Carson begins with a careful look at postmodernism, of which the main issue is epistemology (the study of how we know things or think we know things.) He sees a significant difference between what you might call soft postmodernism and hard postmodernisn.
He then goes on to summarize the main features of the emerging church movement. He acknowledges the important things this movement has to say to the rest of Christianity and then details the movement’s glaring weakness: its reluctance to wrestle with the category of truth, the ungenerous characterization of its opponents, its shallow treatment of postmodernism, and the distortion of facts, evidence, arguments and Scripture.
Because Brian McLaren is recognized as the preeminent thinker and writer of the emerging or emergent movement, Carson gives extensive space to a critique of McLaren’s writings. He notes several things to be appreciated about McLaren but also does not hesitate to identify what he regards as serious problems.

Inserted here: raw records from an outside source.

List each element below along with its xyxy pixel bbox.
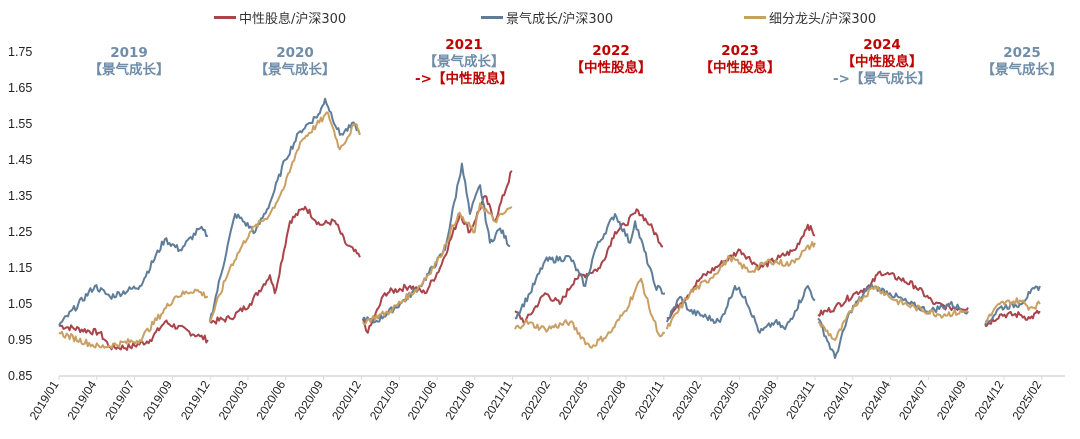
annotation-year: 2023 bbox=[721, 43, 759, 59]
annotation-year: 2022 bbox=[592, 43, 630, 59]
series-line-0-segment-2 bbox=[361, 170, 513, 334]
annotation-style: 【中性股息】 bbox=[699, 60, 781, 76]
series-line-0-segment-1 bbox=[209, 205, 361, 325]
x-tick-label: 2021/11 bbox=[481, 378, 516, 422]
series-line-1-segment-2 bbox=[362, 162, 511, 324]
series-line-1-segment-6 bbox=[984, 285, 1041, 326]
y-tick-label: 0.85 bbox=[8, 369, 32, 383]
x-tick-label: 2019/09 bbox=[140, 378, 175, 422]
x-tick-label: 2021/08 bbox=[442, 378, 477, 422]
x-tick-label: 2024/04 bbox=[858, 378, 893, 422]
annotation-year: 2020 bbox=[276, 45, 314, 61]
y-tick-label: 1.55 bbox=[8, 117, 32, 131]
series-line-0-segment-3 bbox=[514, 208, 663, 324]
annotation-style: 【景气成长】 bbox=[254, 62, 336, 78]
x-tick-label: 2022/08 bbox=[594, 378, 629, 422]
x-tick-label: 2019/12 bbox=[178, 378, 213, 422]
series-line-1-segment-0 bbox=[58, 225, 209, 327]
x-tick-label: 2024/12 bbox=[972, 378, 1007, 422]
year-annotation-2024: 2024 【中性股息】 ->【景气成长】 bbox=[833, 37, 931, 88]
series-line-0-segment-5 bbox=[817, 270, 969, 317]
series-line-2-segment-2 bbox=[362, 202, 513, 326]
series-line-0-segment-4 bbox=[666, 223, 816, 320]
y-tick-label: 1.15 bbox=[8, 261, 32, 275]
series-line-2-segment-5 bbox=[817, 285, 969, 341]
legend-swatch bbox=[481, 16, 503, 19]
series-line-2-segment-0 bbox=[58, 288, 209, 349]
year-annotation-2019: 2019 【景气成长】 bbox=[89, 45, 170, 79]
year-annotation-2025: 2025 【景气成长】 bbox=[982, 45, 1063, 79]
series-line-2-segment-3 bbox=[514, 277, 665, 349]
annotation-style: 【中性股息】 bbox=[841, 54, 923, 70]
legend-label: 景气成长/沪深300 bbox=[506, 12, 614, 27]
series-line-1-segment-5 bbox=[817, 283, 969, 359]
year-annotation-2020: 2020 【景气成长】 bbox=[255, 45, 336, 79]
annotation-style: 【景气成长】 bbox=[981, 62, 1063, 78]
x-tick-label: 2025/02 bbox=[1009, 378, 1044, 422]
year-annotation-2023: 2023 【中性股息】 bbox=[700, 43, 781, 77]
x-tick-label: 2022/02 bbox=[518, 378, 553, 422]
x-tick-label: 2023/05 bbox=[707, 378, 742, 422]
series-line-0-segment-6 bbox=[984, 309, 1041, 327]
series-line-2-segment-4 bbox=[665, 241, 816, 330]
series-line-1-segment-4 bbox=[665, 285, 816, 334]
x-tick-label: 2020/06 bbox=[253, 378, 288, 422]
x-tick-label: 2023/02 bbox=[669, 378, 704, 422]
legend-swatch bbox=[214, 16, 236, 19]
series-line-2-segment-6 bbox=[984, 297, 1041, 324]
series-line-1-segment-3 bbox=[514, 213, 666, 320]
x-tick-label: 2021/06 bbox=[405, 378, 440, 422]
x-tick-label: 2022/05 bbox=[556, 378, 591, 422]
y-tick-label: 1.05 bbox=[8, 297, 32, 311]
x-tick-label: 2023/08 bbox=[745, 378, 780, 422]
legend-swatch bbox=[744, 16, 766, 19]
annotation-style: 【中性股息】 bbox=[570, 60, 652, 76]
legend-item-growth: 景气成长/沪深300 bbox=[481, 8, 613, 27]
x-tick-label: 2024/07 bbox=[896, 378, 931, 422]
series-line-0-segment-0 bbox=[58, 319, 209, 351]
annotation-style: ->【中性股息】 bbox=[415, 71, 513, 87]
annotation-year: 2019 bbox=[110, 45, 148, 61]
x-tick-label: 2024/01 bbox=[820, 378, 855, 422]
y-tick-label: 1.35 bbox=[8, 189, 32, 203]
legend-label: 中性股息/沪深300 bbox=[239, 12, 347, 27]
year-annotation-2022: 2022 【中性股息】 bbox=[571, 43, 652, 77]
annotation-year: 2021 bbox=[445, 37, 483, 53]
y-tick-label: 1.45 bbox=[8, 153, 32, 167]
x-tick-label: 2021/03 bbox=[367, 378, 402, 422]
year-annotation-2021: 2021 【景气成长】 ->【中性股息】 bbox=[415, 37, 513, 88]
x-tick-label: 2019/01 bbox=[27, 378, 62, 422]
y-tick-label: 0.95 bbox=[8, 333, 32, 347]
x-tick-label: 2024/09 bbox=[934, 378, 969, 422]
series-line-2-segment-1 bbox=[208, 111, 361, 323]
legend-item-leader: 细分龙头/沪深300 bbox=[744, 8, 876, 27]
annotation-year: 2025 bbox=[1003, 45, 1041, 61]
x-tick-label: 2019/07 bbox=[102, 378, 137, 422]
x-tick-label: 2020/09 bbox=[291, 378, 326, 422]
annotation-year: 2024 bbox=[863, 37, 901, 53]
annotation-style: 【景气成长】 bbox=[423, 54, 505, 70]
legend-item-dividend: 中性股息/沪深300 bbox=[214, 8, 346, 27]
y-tick-label: 1.25 bbox=[8, 225, 32, 239]
x-tick-label: 2019/04 bbox=[64, 378, 99, 422]
legend-label: 细分龙头/沪深300 bbox=[769, 12, 877, 27]
annotation-style: ->【景气成长】 bbox=[833, 71, 931, 87]
x-tick-label: 2022/11 bbox=[632, 378, 667, 422]
x-tick-label: 2020/03 bbox=[216, 378, 251, 422]
x-tick-label: 2020/12 bbox=[329, 378, 364, 422]
y-tick-label: 1.75 bbox=[8, 45, 32, 59]
series-line-1-segment-1 bbox=[208, 97, 361, 323]
y-tick-label: 1.65 bbox=[8, 81, 32, 95]
x-tick-label: 2023/11 bbox=[783, 378, 818, 422]
annotation-style: 【景气成长】 bbox=[88, 62, 170, 78]
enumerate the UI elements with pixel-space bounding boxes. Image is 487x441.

About McLarens’ book A Generous Orthodoxy Carson says: “Every chapter has some useful insights, and every chapter overstates arguments, distorts history, attaches excessively negative terms to all the things with which McLaren disagrees…and almost never engages the Scriptures except occasionally in prooftexting ways.” Page 180.
What are you learning about the emerging church? What do you see of strengths and weaknesses?